Martinique : des moyens pour la santé !

13 Juin 2018

En Martinique, les 11, 12 et 13 juin ont été marqués par des grèves et manifestations exigeant les moyens indispensables à la santé publique. Lundi 11 à 8 heures, pour montrer leur adhésion à la mobilisation, environ 300 agents du CHUM (Centre hospitalier universitaire de la Martinique) sont sortis du site de PZQ (Pierre Zobda Quitmann) et de celui de la MFME (Maison de la femme, de la mère et de l’enfant).

La mobilisation a lieu à l’initiative du collectif CHUM Douvan Douvan, regroupant des médecins, des cadres supérieurs, des agents hospitaliers non médicaux, des représentants d’associations de malades, des organisations syndicales et de l’association Sauvons la santé en Martinique. Les organisations syndicales, CGTM et CDMT ont appelé à une grève intersectorielle reconductible à partir du mardi 12 juin. Le mouvement est également relayé par l’association des maires qui a appelé les élus, les salariés et la population à rejoindre la manifestation du 12 juin à Fort-de-France. L’intersyndicale des transporteurs de matières dangereuses a elle aussi adressé un communiqué à la presse pour faire part de son soutien au mouvement « pour l’équité des soins avec le reste du territoire national ».

Depuis des mois, la ministre de la Santé, Agnès Buzyn, et le gouvernement Philippe restent muets face aux difficultés de fonctionnement du CHUM. Ces difficultés sont dues en grande partie au manque de moyens chronique dérivant de la politique gouvernementale orientée vers les cadeaux aux plus riches.
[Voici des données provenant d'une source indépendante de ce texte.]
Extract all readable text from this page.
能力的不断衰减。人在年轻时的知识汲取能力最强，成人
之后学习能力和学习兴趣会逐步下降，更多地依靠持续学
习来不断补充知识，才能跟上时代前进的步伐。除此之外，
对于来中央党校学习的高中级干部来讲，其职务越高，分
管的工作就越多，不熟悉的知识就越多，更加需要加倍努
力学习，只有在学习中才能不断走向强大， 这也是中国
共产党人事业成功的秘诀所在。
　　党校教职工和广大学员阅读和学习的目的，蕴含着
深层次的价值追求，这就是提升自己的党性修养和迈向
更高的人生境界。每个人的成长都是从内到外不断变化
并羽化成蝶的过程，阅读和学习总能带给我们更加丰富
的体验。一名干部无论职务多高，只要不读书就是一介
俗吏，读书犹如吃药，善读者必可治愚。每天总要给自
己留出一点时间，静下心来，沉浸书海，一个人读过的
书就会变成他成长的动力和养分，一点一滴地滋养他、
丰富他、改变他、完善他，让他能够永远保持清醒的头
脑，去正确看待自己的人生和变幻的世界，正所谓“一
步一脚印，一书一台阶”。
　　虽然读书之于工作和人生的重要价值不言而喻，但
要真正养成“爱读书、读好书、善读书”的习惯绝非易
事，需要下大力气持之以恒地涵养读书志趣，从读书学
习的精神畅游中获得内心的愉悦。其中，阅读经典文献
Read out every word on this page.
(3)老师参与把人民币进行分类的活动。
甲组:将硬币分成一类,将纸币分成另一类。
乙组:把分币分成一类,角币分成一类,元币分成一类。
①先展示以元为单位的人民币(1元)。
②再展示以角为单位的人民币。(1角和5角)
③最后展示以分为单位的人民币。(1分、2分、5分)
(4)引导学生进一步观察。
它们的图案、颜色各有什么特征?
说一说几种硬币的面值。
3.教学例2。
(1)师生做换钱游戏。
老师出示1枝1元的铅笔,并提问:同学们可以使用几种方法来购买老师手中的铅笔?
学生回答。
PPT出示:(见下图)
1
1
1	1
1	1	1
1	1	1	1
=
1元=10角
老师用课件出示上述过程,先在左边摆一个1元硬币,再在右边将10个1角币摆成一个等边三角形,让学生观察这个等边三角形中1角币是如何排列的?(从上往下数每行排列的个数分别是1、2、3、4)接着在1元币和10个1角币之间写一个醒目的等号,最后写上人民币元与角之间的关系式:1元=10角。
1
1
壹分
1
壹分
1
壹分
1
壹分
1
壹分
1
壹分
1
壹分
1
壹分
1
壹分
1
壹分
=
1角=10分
Suite à la dernière rencontre qu’ils ont eue au ministère de la Santé le 16 mai dernier, les membres du collectif CHUM Douvan Douvan annonçaient que « l’essentiel des revendications n’a pas été satisfait ». Il faut une trésorerie d’au moins 50 millions d’euros pour le paiement des fournisseurs, l’achat de petit matériel quotidien et pour une prise en charge correcte des usagers. De façon extrêmement méprisante, tant vis-à-vis des agents et du corps médical qui s’épuisent dans des conditions de travail lamentables, que vis-à-vis des patients qui ne bénéficient plus de prises en charge correctes, le gouvernement laisse la situation pourrir.

Le collectif et les syndicats réclament notamment une aide immédiate pour « assurer la dignité des conditions d’accueil et les investissements indispensables pour la mise en œuvre du projet d’établissement ». Ils réclament aussi la prise en compte pérenne des « surcoûts venant de l’éloignement géographique » (7 000 km) des laboratoires pharmaceutiques ou autres entreprises vendant des appareils médicaux et du matériel. Ces surcoûts, évalués à plusieurs dizaines de millions d’euros, s’ajoutent chaque année aux déficits budgétaires venant du mode de financement des hôpitaux publics en fonction de leur activité (tarification à l’activité) comme en France hexagonale. Ils plombent un peu plus les budgets des hôpitaux de Martinique et des DOM en général.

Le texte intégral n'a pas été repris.